Magnetic Field

Magnetic Field

Definition

Magnetic Field is said to exist in a region if a force can be exerted on a magnet. If a compass needle is deflected when it is put at a particular location, we say a magnetic field exists at that point, and the strength of the field is measured by the strength of the force of the compass needle. The Earth, the sun, and the Milky Way galaxy all have magnetic fields. All known magnetic fields are caused by the movement of electrical charges. Electrons in orbit in atoms give rise to magnetic fields, so that every atom is, like the Earth, surrounded by a magnetic field.

Magnetic fields force moving electrically charged particles in a circular or helical path. This force exerted on electric currents in wires in a magnetic field_underlies the operation of electric motors. It’s may be represented by continuous lines of force or magnetic flux that emerge from north-seeking magnetic poles and enter south-seeking magnetic poles. The density of the lines indicates the magnitude of the magnetic field. The direction of the flux is the direction in which the north-seeking pole of a small magnet points. The lines of flux are continuous, forming closed loops. For a bar magnet, they emerge from the north-seeking pole, fan out and around, enter the magnet at the south-seeking pole, and continue through the magnet to the north pole, where they again emerge.

Electromagnetic Field

Electrostatic flux is impeded or blocked by metallic objects. Magnetic flux passes through most metals with little or no effect, with certain exceptions, notably iron and nickel. These two metals, and alloys and mixtures containing them, are known as ferromagnetic materials because they concentrate magnetic lines of flux. An electromagnet provides a good example. An air-core coil carrying direct current produces a magnetic field. If an iron core is substituted for the air core in a given coil, the intensity of the magnetic field is greatly increased in the immediate vicinity of the coil. If the coil has many turns and carries a large current, and if the core material has exceptional ferromagnetic properties, the flux density nears the ends of the core can be such that the electromagnet can be used to pick up and move cars. This generates a fluctuating electric field, which in turn produces another varying magnetic field. The result is a “leapfrog” effect, in which both fields can propagate over vast distances through space. Such a synergistic field is known as an electromagnetic field.

Applications of Magnetic Field

The Mass Spectrometer – The mass spectrometer involves three steps. First the ions are accelerated to a particular velocity; then just those ions going a particular velocity are passed through to the third and final stage where the separation based on mass takes place.
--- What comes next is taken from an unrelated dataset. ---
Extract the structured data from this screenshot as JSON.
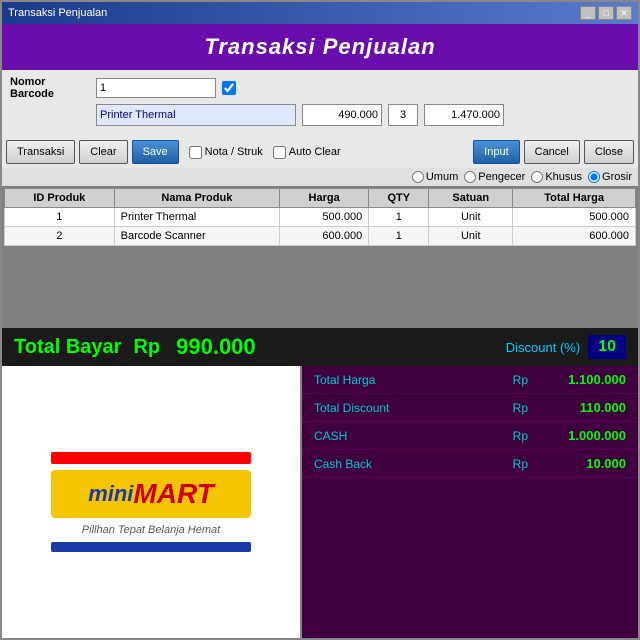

The Hall Effect – Another good application of the force exerted by moving charges is the Hall Effect. The Hall Effect is very interesting, because it is one of the few physics phenomena that tell us that current in wires is made up of negative charges. It is also a common way of measuring the strength of a magnetic field. With an electric field, there is a potential difference across the wire that can be measured with a voltmeter. This is known as the Hall voltage, and in the case of the positive charges, the sign on the Hall voltage would indicate that the right side of the wire is positive.

Uses of Magnetic Fields

Although everything is made of atoms, most things don’t behave magnetically because the poles of the atoms are not aligned–the poles point in all different directions. Atoms have north and south magnetic poles–just like the Earth. When something aligns the atomic poles in a substance, the substance becomes magnetic. Electricity is one of the things that can align the poles of atoms.

Electromagnets – The archetype electromagnet is the crane-operated model that picks up automobiles and scrap metal by the ton. This model demonstrates one of the desirable features of the electromagnet–it becomes a magnet or not a magnet at the flip of a switch. The electric current running around an iron core aligns the iron atoms to make the iron core a magnet. The singer sings, a matching electric current is generated, the electromagnet receives a rhythmic input and the paper cone vibrates to reproduce the singer’s voice.

Motors – Motors use magnetic fields to rotate a shaft. As the electric current going to the motor varies–all generated currents do, it causes the rising and falling magnetic fields to push the core of the motor around. Motors are ubiquitous–at least a dozen are in your car, there is one in every appliance, there is one in your computer to turn the hard drive, and there is one in the automatic door at the supermarket.

Magnetic Levitation – Magnetic levitation, or Maglev, applies a property of disk drives to electric trains. If a train can ride just above the rail, on a magnet field, there will be very little friction and it will be easy to move the train. Naturally, the train could then run very fast. This is how the Japanese bullet train–Shinkansen–works. Because the trains are powered through the rails, it is easy to build the rails in blocks that allow only one train at a time to be on a block.

Information Storage – When a tiny electromagnet is moving over an area on a magnetic data storage medium, it will leave a magnetized spot if the electromagnet is turned on and no magnetized spot if the electromagnet is turned off. Later a loop of wire is rapidly moved past the spot and the field from the magnetized spot will induce a tiny electric current. In this way information is read and recorded.